21st-Century Journalism XV: Cornucopia
For the harvest season, these gleanings from the Freedom Forum's 2006 First Amendment Calendar:"There are two forces that carry light to all corners of the globe the sun in the heavens and the Associated Press down here." -- Mark Twain
"Writing is like driving a car at night. You never see further than your headlights, but you can make the whole trip that way." -- E. L. Doctorow (writer)
"We as journalists have to help set the agenda not just pander to the lowest common denominator of reader or viewer interest." -- William F. Gentile (photojournalist, professor at American University)
"We explain the world to our readers, but we rarely explain ourselves to our readers." -- Jeannine A. Guttman (editor, Portland Press Herald/Maine Sunday Telegram)
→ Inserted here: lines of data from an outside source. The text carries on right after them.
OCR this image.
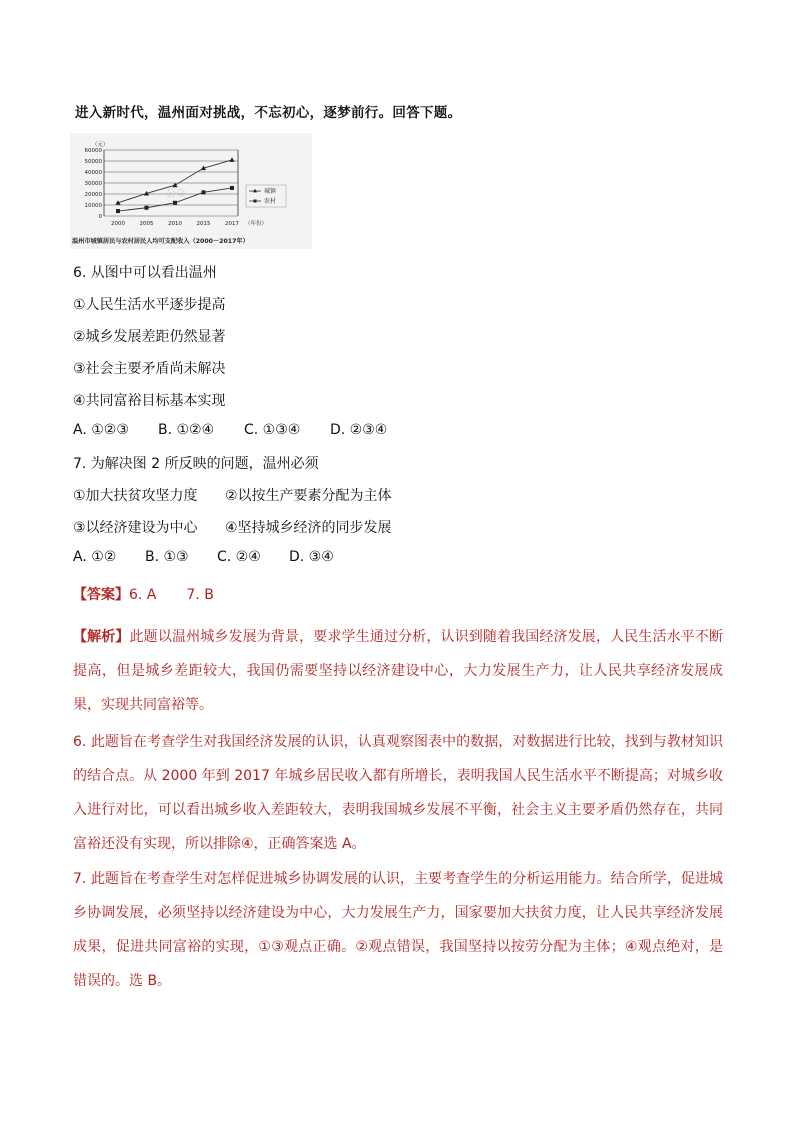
进入新时代，温州面对挑战，不忘初心，逐梦前行。回答下题。
公众
（元）
60000
50000
40000
30000
20000
10000
0
2000	2005	2010	2015	2017 （年份）
城镇
农村
温州市城镇居民与农村居民人均可支配收入（2000－2017年）
6. 从图中可以看出温州
①人民生活水平逐步提高
②城乡发展差距仍然显著
③社会主要矛盾尚未解决
④共同富裕目标基本实现
A. ①②③ B. ①②④ C. ①③④ D. ②③④
7. 为解决图 2 所反映的问题，温州必须
①加大扶贫攻坚力度 ②以按生产要素分配为主体
③以经济建设为中心 ④坚持城乡经济的同步发展
A. ①② B. ①③ C. ②④ D. ③④
【答案】6. A 7. B
【解析】此题以温州城乡发展为背景，要求学生通过分析，认识到随着我国经济发展，人民生活水平不断提高，但是城乡差距较大，我国仍需要坚持以经济建设中心，大力发展生产力，让人民共享经济发展成果，实现共同富裕等。
6. 此题旨在考查学生对我国经济发展的认识，认真观察图表中的数据，对数据进行比较，找到与教材知识的结合点。从 2000 年到 2017 年城乡居民收入都有所增长，表明我国人民生活水平不断提高；对城乡收入进行对比，可以看出城乡收入差距较大，表明我国城乡发展不平衡，社会主义主要矛盾仍然存在，共同富裕还没有实现，所以排除④，正确答案选 A。
7. 此题旨在考查学生对怎样促进城乡协调发展的认识，主要考查学生的分析运用能力。结合所学，促进城乡协调发展，必须坚持以经济建设为中心，大力发展生产力，国家要加大扶贫力度，让人民共享经济发展成果，促进共同富裕的实现，①③观点正确。②观点错误，我国坚持以按劳分配为主体；④观点绝对，是错误的。选 B。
"Words ought to be a little wild for they are the assault of thoughts on the unthinking." -- John Maynard Keynes (economist)
"The storyteller is a kind of accountant. Each provides an audit of events and their cost, and it's for the listener to decide was it worth it?" -- Ann-Marie MacDonald (author)
"Where there is much desire to learn, there of necessity will be much arguing, much writing, many opinions; for opinion in good men is but knowledge in the making." -- John Milton (poet, 1644)
"The most talented journalists I know are gifted thinkers, dogged reporters of fact and beautiful musicians of language." -- Bruce Sanford (First Amendment lawyer)
"News, like light, is in abundant supply, yet without the prism of journalism it cannot be seen by the world." -- Drew Sunderland (journalism student, American University)
"Papa says, 'If you see it in The Sun it's so.' Please tell me the truth: Is there a Santa Claus?" -- Virginia O'Hanlon (8-year-old letter writer, 1897) [The New York Sun's famous response, "Yes, Virginia, there is a Santa Claus," is here.]